Michelle Thomas

Personal information
- Nationality: British/Jamaican
- Born: 16 October 1971 (age 54) St Catherine, Jamaica
- Height: 178

Sport
- Sport: Athletics
- Event: 400m
- Club: Birchfield Harriers
- Coached by: Linford Christie

Achievements and titles
- World finals: World Masters W45 60m Dageu 2017 Toruń

Medal record
Athletics
Representing England
Commonwealth Games
| Silver medal – second place | 1998 Kuala Lumpur | 4x400m relay |

= Michelle Thomas (athlete) =

English sprinter

Michelle Gabrielle Thomas (born 16 October 1971), is a Jamaican born female international athlete who competed for England.

== Biography ==
Thomas finished third behind Allison Curbishley in the 400 metres event at the 1998 AAA Championships.
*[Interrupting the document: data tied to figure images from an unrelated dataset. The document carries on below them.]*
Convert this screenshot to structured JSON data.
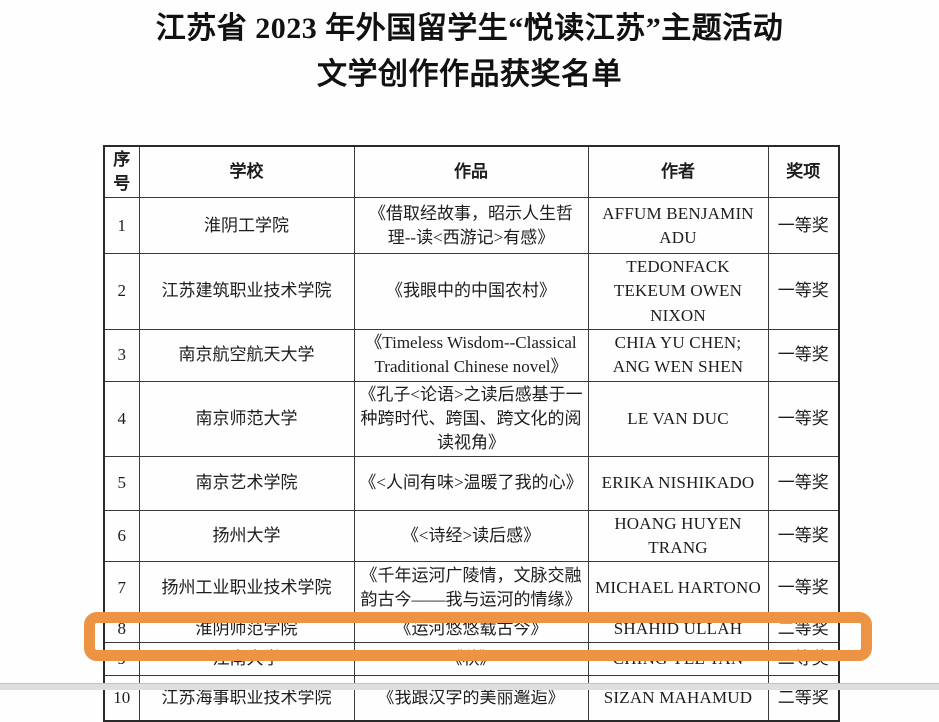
{
  "title": {
    "line1": "江苏省 2023 年外国留学生“悦读江苏”主题活动",
    "line2": "文学创作作品获奖名单"
  },
  "table": {
    "headers": [
      "序号",
      "学校",
      "作品",
      "作者",
      "奖项"
    ],
    "rows": [
      {
        "no": "1",
        "school": "淮阴工学院",
        "work": "《借取经故事，昭示人生哲理--读<西游记>有感》",
        "author": "AFFUM BENJAMIN\nADU",
        "award": "一等奖",
        "highlighted": false
      },
      {
        "no": "2",
        "school": "江苏建筑职业技术学院",
        "work": "《我眼中的中国农村》",
        "author": "TEDONFACK\nTEKEUM OWEN\nNIXON",
        "award": "一等奖",
        "highlighted": false
      },
      {
        "no": "3",
        "school": "南京航空航天大学",
        "work": "《Timeless Wisdom--Classical Traditional Chinese novel》",
        "author": "CHIA YU CHEN;\nANG WEN SHEN",
        "award": "一等奖",
        "highlighted": false
      },
      {
        "no": "4",
        "school": "南京师范大学",
        "work": "《孔子<论语>之读后感基于一种跨时代、跨国、跨文化的阅读视角》",
        "author": "LE VAN DUC",
        "award": "一等奖",
        "highlighted": false
      },
      {
        "no": "5",
        "school": "南京艺术学院",
        "work": "《<人间有味>温暖了我的心》",
        "author": "ERIKA NISHIKADO",
        "award": "一等奖",
        "highlighted": false
      },
      {
        "no": "6",
        "school": "扬州大学",
        "work": "《<诗经>读后感》",
        "author": "HOANG HUYEN\nTRANG",
        "award": "一等奖",
        "highlighted": false
      },
      {
        "no": "7",
        "school": "扬州工业职业技术学院",
        "work": "《千年运河广陵情，文脉交融韵古今——我与运河的情缘》",
        "author": "MICHAEL HARTONO",
        "award": "一等奖",
        "highlighted": false
      },
      {
        "no": "8",
        "school": "淮阴师范学院",
        "work": "《运河悠悠载古今》",
        "author": "SHAHID ULLAH",
        "award": "二等奖",
        "highlighted": false
      },
      {
        "no": "9",
        "school": "江南大学",
        "work": "《秋》",
        "author": "CHING YEE TAN",
        "award": "二等奖",
        "highlighted": true
      },
      {
        "no": "10",
        "school": "江苏海事职业技术学院",
        "work": "《我跟汉字的美丽邂逅》",
        "author": "SIZAN MAHAMUD",
        "award": "二等奖",
        "highlighted": false
      }
    ]
  },
  "annotation": {
    "type": "highlight-rectangle",
    "highlighted_row_no": "9",
    "color": "#EC9344"
  },
  "colors": {
    "page_background": "#fefefe",
    "text": "#1d1d1d",
    "table_border": "#3a3a3a",
    "page_bottom_edge": "#dedede"
  }
}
Thomas represented England and won a silver medal in the 4 x 400 metres relay event, at the 1998 Commonwealth Games in Kuala Lumpur, Malaysia. The other team members consisted of Donna Fraser, Michelle Pierre and Victoria Day.

In 1999 Thomas once again finished third in the 400 metres AAAs, this time behind Katharine Merry at the 1999 AAA Championships.